1 枚目に比べると 2 枚目は,軽い感じというよりは,もう少しスケール感が出てきて,よりスペースロックと言う感じがします.2 枚目は 15 分を超える長尺曲ばかりなのですが,1 曲の中で色々な要素を含みながら徐々に盛り上がっていくという感じで,フュージョン的な雰囲気も 1 枚目よりは強い気がして,結構好みだったりします.

2 枚続けて聴くのはちょっとツラい所もありますが,なかなかおもしろいですね.

Höstsonaten / Winterthrough

Finisterre 等で活躍の Fabio Zuffanti のプロジェクトの一つ Höstsonaten の 2008 年作."Spring Song" に続く組曲の一枚のようです.

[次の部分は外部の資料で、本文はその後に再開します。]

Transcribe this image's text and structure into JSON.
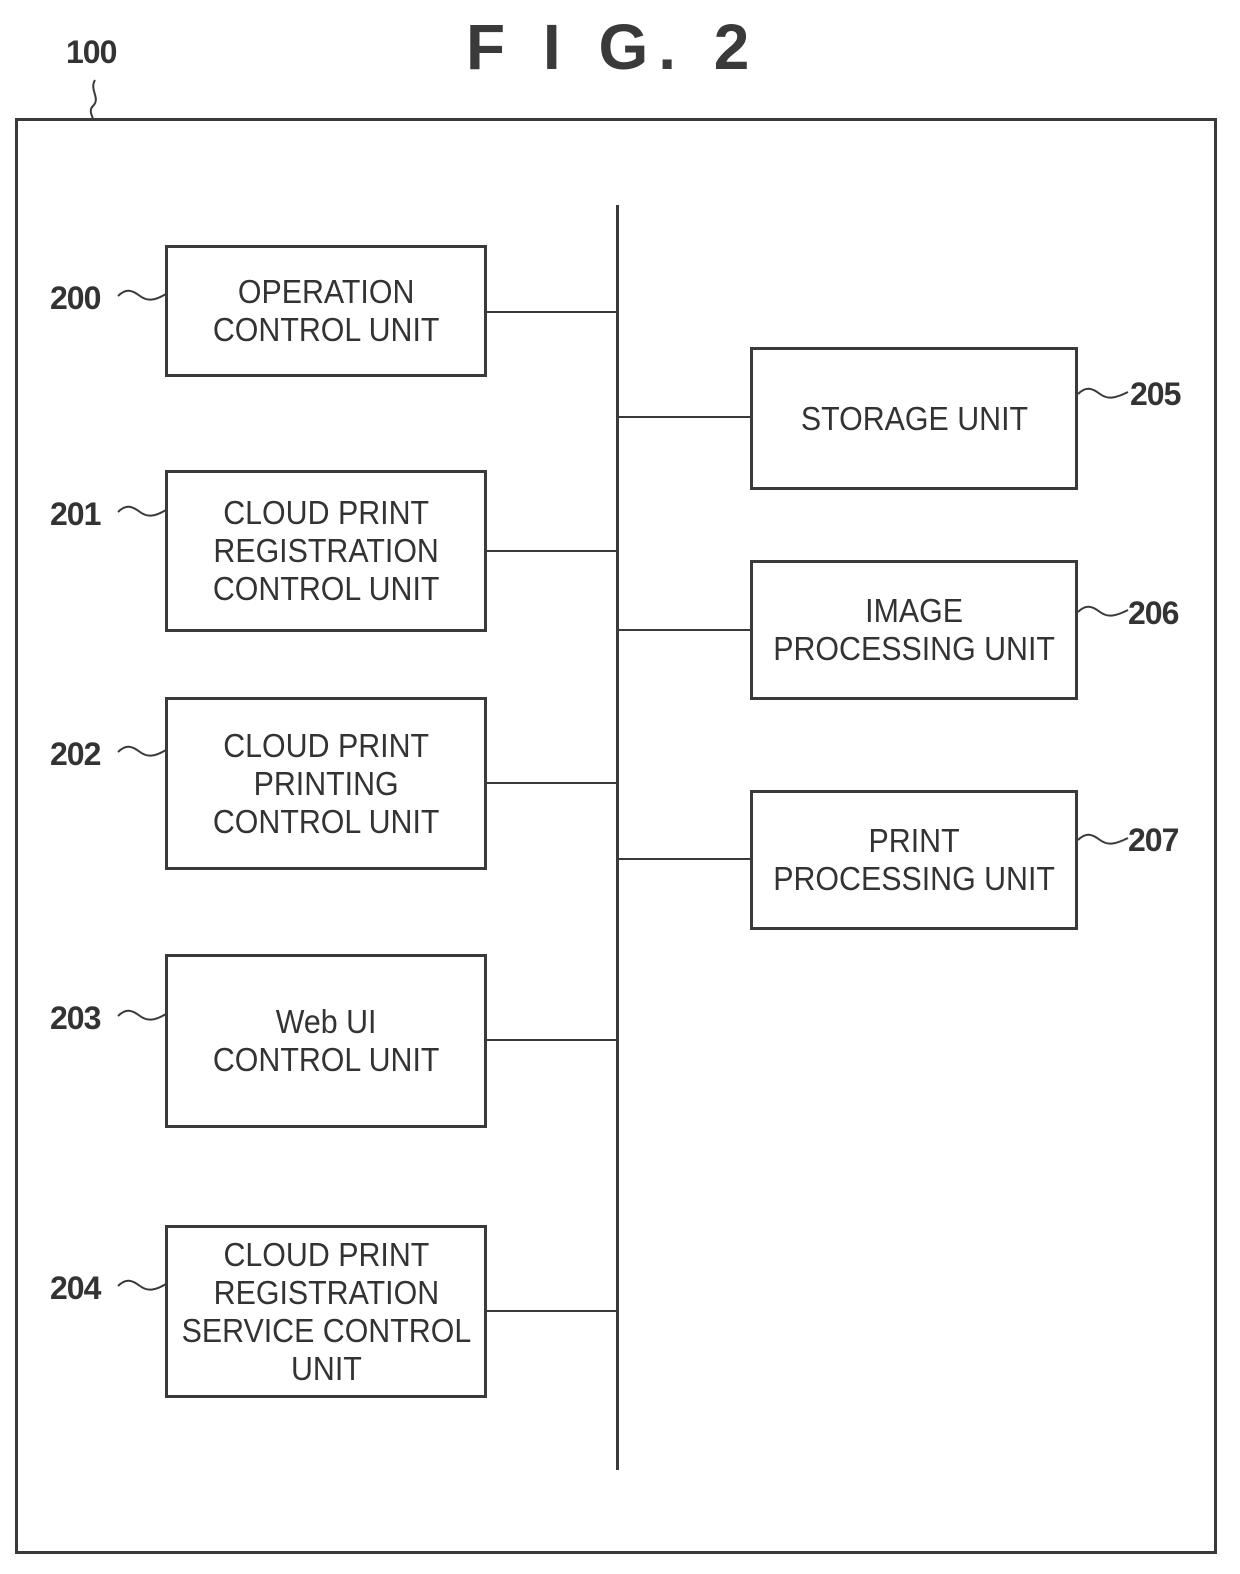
{
  "figure": {
    "title": "F I G. 2",
    "container_ref": "100"
  },
  "left_units": [
    {
      "ref": "200",
      "label": "OPERATION\nCONTROL UNIT"
    },
    {
      "ref": "201",
      "label": "CLOUD PRINT\nREGISTRATION\nCONTROL UNIT"
    },
    {
      "ref": "202",
      "label": "CLOUD PRINT\nPRINTING\nCONTROL UNIT"
    },
    {
      "ref": "203",
      "label": "Web UI\nCONTROL UNIT"
    },
    {
      "ref": "204",
      "label": "CLOUD PRINT\nREGISTRATION\nSERVICE CONTROL\nUNIT"
    }
  ],
  "right_units": [
    {
      "ref": "205",
      "label": "STORAGE UNIT"
    },
    {
      "ref": "206",
      "label": "IMAGE\nPROCESSING UNIT"
    },
    {
      "ref": "207",
      "label": "PRINT\nPROCESSING UNIT"
    }
  ]
}
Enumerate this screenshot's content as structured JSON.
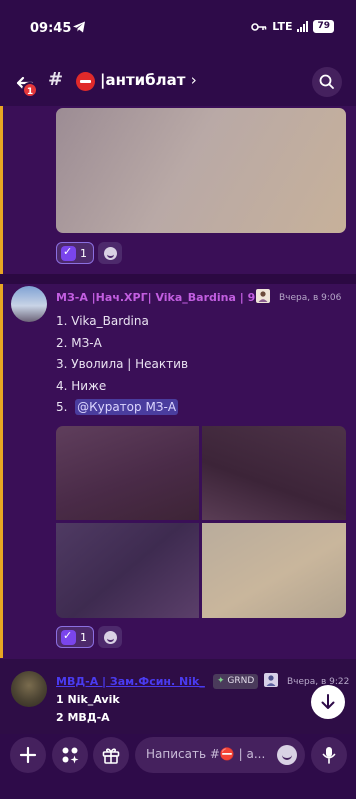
{
  "status_bar": {
    "time": "09:45",
    "network": "LTE",
    "battery": "79"
  },
  "header": {
    "back_badge": "1",
    "channel_name": "|антиблат",
    "chevron": "›"
  },
  "messages": [
    {
      "reaction_count": "1"
    },
    {
      "author": "МЗ-А |Нач.ХРГ| Vika_Bardina | 9",
      "timestamp": "Вчера, в 9:06",
      "list": [
        "1.  Vika_Bardina",
        "2.  МЗ-А",
        "3.  Уволила | Неактив",
        "4.  Ниже",
        "5."
      ],
      "mention": "@Куратор МЗ-А",
      "reaction_count": "1"
    },
    {
      "author": "МВД-А | Зам.Фсин. Nik_",
      "tag": "GRND",
      "timestamp": "Вчера, в 9:22",
      "lines": [
        "1 Nik_Avik",
        "2 МВД-А"
      ]
    }
  ],
  "composer": {
    "placeholder": "Написать #⛔ | а..."
  },
  "colors": {
    "accent": "#e8a623",
    "author_purple": "#c25ee0",
    "author_blue": "#4a3bf0"
  }
}
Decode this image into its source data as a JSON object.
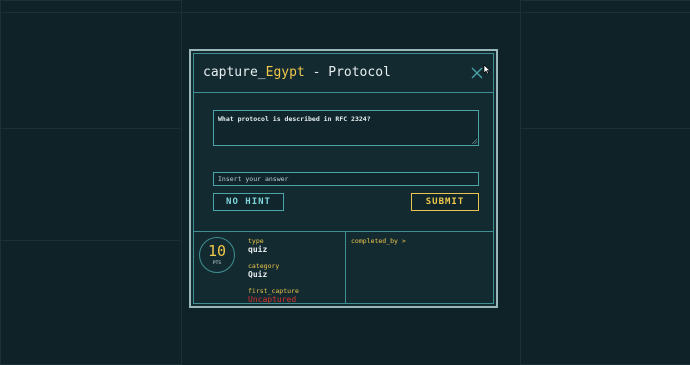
{
  "modal": {
    "title_prefix": "capture_",
    "title_accent": "Egypt",
    "title_suffix": " - Protocol",
    "question": "What protocol is described in RFC 2324?",
    "answer_placeholder": "Insert your answer",
    "answer_value": "",
    "hint_label": "NO HINT",
    "submit_label": "SUBMIT",
    "points": "10",
    "points_unit": "PTS",
    "type_label": "type",
    "type_value": "quiz",
    "category_label": "category",
    "category_value": "Quiz",
    "first_capture_label": "first_capture",
    "first_capture_value": "Uncaptured",
    "completed_by_label": "completed_by >"
  },
  "colors": {
    "accent": "#f0c84b",
    "border": "#3f8f93",
    "hint": "#7fd6da",
    "uncaptured": "#d8332f",
    "background": "#0f2228"
  },
  "icons": [
    "close-icon",
    "mouse-cursor-icon",
    "resize-grip-icon"
  ]
}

エモーショナルで繊細な感じのするメルヘンチックなシンフォニックロックという路線は変わってませんが,このアルバムはより繊細な色が濃い気がします.その分,ぐっと迫ってくるような印象が薄くて,聴き終わった後の印象に残りにくいような気がしますが,何度も聴いていると,メリハリもあり,いかにも Höstsonaten という感じです.

イタリアらしい美しい,心温まるシンフォニックロックですね.

Blue Effect / Live

チェコの Blue Effect (Modry Efekt) の 2007 年の再結成ライブを収録したライブ盤 (2008年リリース).

出だし,イントロっぽい曲がシンフォ的にゆったりと始まっていく感じで,プログレ的な展開を期待させますが,始まると,プログレというよりは,ブルージーなロックで初めて聴いたときはガックシ.:-p

いかにもおっさんの再結成の演奏という感じの,余裕の感じられるロックで,プログレとかジャズロック色を期待すると思いっきり外しますけど,なぜか心地よく聴けました.きっと私がおっさんだから,こういう余裕の音楽が気持ちよく自然に入ってくるのかも.(^_^;) 最近,結構この手の再結成物,プログレなんかを期待して,一瞬がっくり来るんですけど,聴いているとすごく気持ちよくて,思わず何度も聴いてしまうんですよね.

曲の端々にジャズロック的だったり,プログレ的な要素を感じる部分もあるので,そういうのも心地よい原因かもしれません.後半の曲は,ボーカルの入っている部分は特に前半と変わりない雰囲気だけど,ソロが始まると,ジャズロック的になったり,プログレ的だったりと,さすが!と思わせる所満載ですね.

演奏も円熟味のある余裕のある演奏で,その中でギターがゴリゴリという雰囲気を残しながらも,それでも丸くなったよな,と感じさせる所が微笑ましいですね.昔の演奏がいかにもゴリ押しのアツい垢抜けないジャズロックだったので,そういう曲を少し引いて余裕を感じさせる演奏をしている所のギャップも楽しいのかも.